In both situations if something happened to be wrong with the other 47 beams you didn't look at, guess what, they're still going to come after you.

I know some people who will sign and seal an architects drawing tho, or say one page in a set. To me that is crazy. I am not signing and sealing anything that I don't produce.

In NJ, engineers and architects have basically the same "power". The only thing (that I am aware of) that an architect cannot do in NJ is observing pile installation.
 
I'd think that if your name is not on the project and you're just redlining a few things for someone else to sign/seal, the liability doesn't go to you. Of course, the legal system is quite complicated and you can get sued for anything, but I think it's a very low level of risk. I agree with having a good contract for things like that to get rid of your responsibility and make it clear that you're advising them, and what they do with it is up to them. It's how pretty much all structural software is contracted.

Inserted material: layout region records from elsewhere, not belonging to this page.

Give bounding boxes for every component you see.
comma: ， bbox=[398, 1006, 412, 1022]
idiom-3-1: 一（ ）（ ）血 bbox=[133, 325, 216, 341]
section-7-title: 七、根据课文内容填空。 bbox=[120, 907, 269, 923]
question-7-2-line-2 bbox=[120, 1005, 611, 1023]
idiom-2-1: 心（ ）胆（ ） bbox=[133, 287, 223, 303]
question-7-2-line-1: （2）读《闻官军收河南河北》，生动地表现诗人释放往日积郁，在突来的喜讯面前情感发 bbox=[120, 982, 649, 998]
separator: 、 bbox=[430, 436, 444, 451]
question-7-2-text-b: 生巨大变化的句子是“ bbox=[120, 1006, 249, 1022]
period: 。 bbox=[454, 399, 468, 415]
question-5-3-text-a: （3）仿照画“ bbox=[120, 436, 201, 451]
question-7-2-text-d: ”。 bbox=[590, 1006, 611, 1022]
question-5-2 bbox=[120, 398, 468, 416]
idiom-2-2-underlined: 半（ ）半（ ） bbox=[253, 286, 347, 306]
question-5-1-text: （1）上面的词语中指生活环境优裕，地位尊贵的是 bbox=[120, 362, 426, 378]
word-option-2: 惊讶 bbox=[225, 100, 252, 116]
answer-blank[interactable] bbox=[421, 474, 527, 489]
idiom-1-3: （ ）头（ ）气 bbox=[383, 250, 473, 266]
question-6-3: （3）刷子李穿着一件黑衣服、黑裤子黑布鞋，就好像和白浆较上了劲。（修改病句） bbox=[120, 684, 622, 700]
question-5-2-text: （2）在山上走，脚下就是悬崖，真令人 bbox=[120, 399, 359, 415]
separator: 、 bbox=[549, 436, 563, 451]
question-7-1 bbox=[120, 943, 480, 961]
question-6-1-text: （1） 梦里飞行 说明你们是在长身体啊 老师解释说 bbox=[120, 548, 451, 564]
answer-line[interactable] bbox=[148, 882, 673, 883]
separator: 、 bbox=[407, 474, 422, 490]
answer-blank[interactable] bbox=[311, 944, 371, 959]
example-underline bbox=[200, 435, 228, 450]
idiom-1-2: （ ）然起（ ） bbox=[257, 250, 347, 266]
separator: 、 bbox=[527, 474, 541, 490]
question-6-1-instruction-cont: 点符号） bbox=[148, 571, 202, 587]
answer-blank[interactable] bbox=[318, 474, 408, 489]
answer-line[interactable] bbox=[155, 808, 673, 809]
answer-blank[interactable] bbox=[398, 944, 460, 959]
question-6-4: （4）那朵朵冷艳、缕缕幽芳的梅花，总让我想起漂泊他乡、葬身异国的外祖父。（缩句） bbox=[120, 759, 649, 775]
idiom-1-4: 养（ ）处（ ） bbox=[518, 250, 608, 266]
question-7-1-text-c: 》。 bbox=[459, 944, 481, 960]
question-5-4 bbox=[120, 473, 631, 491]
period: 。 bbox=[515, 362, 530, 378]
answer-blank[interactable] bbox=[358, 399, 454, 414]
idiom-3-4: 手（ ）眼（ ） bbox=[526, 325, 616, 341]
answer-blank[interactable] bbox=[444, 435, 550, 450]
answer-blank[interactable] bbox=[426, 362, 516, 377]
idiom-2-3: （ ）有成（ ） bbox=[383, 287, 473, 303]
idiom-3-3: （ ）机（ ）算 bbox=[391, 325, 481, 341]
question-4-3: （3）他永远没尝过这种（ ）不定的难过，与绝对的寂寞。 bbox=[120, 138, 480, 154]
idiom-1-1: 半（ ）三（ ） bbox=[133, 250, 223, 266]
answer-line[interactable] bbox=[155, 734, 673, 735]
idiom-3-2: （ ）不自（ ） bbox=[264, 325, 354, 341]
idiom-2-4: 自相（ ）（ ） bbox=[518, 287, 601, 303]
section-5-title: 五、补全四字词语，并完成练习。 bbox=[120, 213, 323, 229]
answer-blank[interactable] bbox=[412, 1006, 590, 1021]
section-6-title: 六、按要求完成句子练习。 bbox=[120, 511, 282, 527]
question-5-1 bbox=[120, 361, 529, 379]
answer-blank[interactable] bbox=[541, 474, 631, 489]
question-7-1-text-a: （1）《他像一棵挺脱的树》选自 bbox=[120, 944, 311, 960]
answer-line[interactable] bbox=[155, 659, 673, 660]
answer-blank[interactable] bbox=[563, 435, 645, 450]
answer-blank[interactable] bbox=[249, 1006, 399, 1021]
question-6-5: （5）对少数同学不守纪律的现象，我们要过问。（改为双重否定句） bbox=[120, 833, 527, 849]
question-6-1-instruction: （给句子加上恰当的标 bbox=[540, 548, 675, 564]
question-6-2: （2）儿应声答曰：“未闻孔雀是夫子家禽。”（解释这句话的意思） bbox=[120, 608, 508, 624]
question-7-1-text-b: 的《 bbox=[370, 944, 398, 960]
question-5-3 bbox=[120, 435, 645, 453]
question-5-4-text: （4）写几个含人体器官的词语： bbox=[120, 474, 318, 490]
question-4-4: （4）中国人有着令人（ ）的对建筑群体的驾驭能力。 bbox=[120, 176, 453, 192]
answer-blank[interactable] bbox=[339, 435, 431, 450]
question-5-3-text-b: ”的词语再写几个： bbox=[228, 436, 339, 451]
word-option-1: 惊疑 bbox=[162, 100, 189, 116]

Personally, I haven't come across issues with this. I marked up a few architectural drawings and sometimes, they didn't follow what I marked and just did their own thing, or they missed some welds and stuff. Maybe I'm lucky, but it never came back to me.
 

Yes, and clearly stipulate what you have done...

-----*****-----
So strange to see the singularity approaching while the entire planet is rapidly turning into a hellscape. -John Coates

-Dik
 
Just make sure on the markup that it clearly states what was and was not reviewed. It is the same thing with misusing "inspection" when only an "observation" was done.

We started refusing to do this for local architects as we had an "oopsie" where a licensed architect (30+ years experience of both arch. and structural) told the contractor to demo. a load bearing wall and a collapse ensued. No injuries. But after that, we quit trusting architects to do any structural work and didn't want to associate ourselves with anything like "Redline markups" and not knowing what other structural work was going on. Lawyers will go after anyone involved and just wasn't worth the risk to us anymore.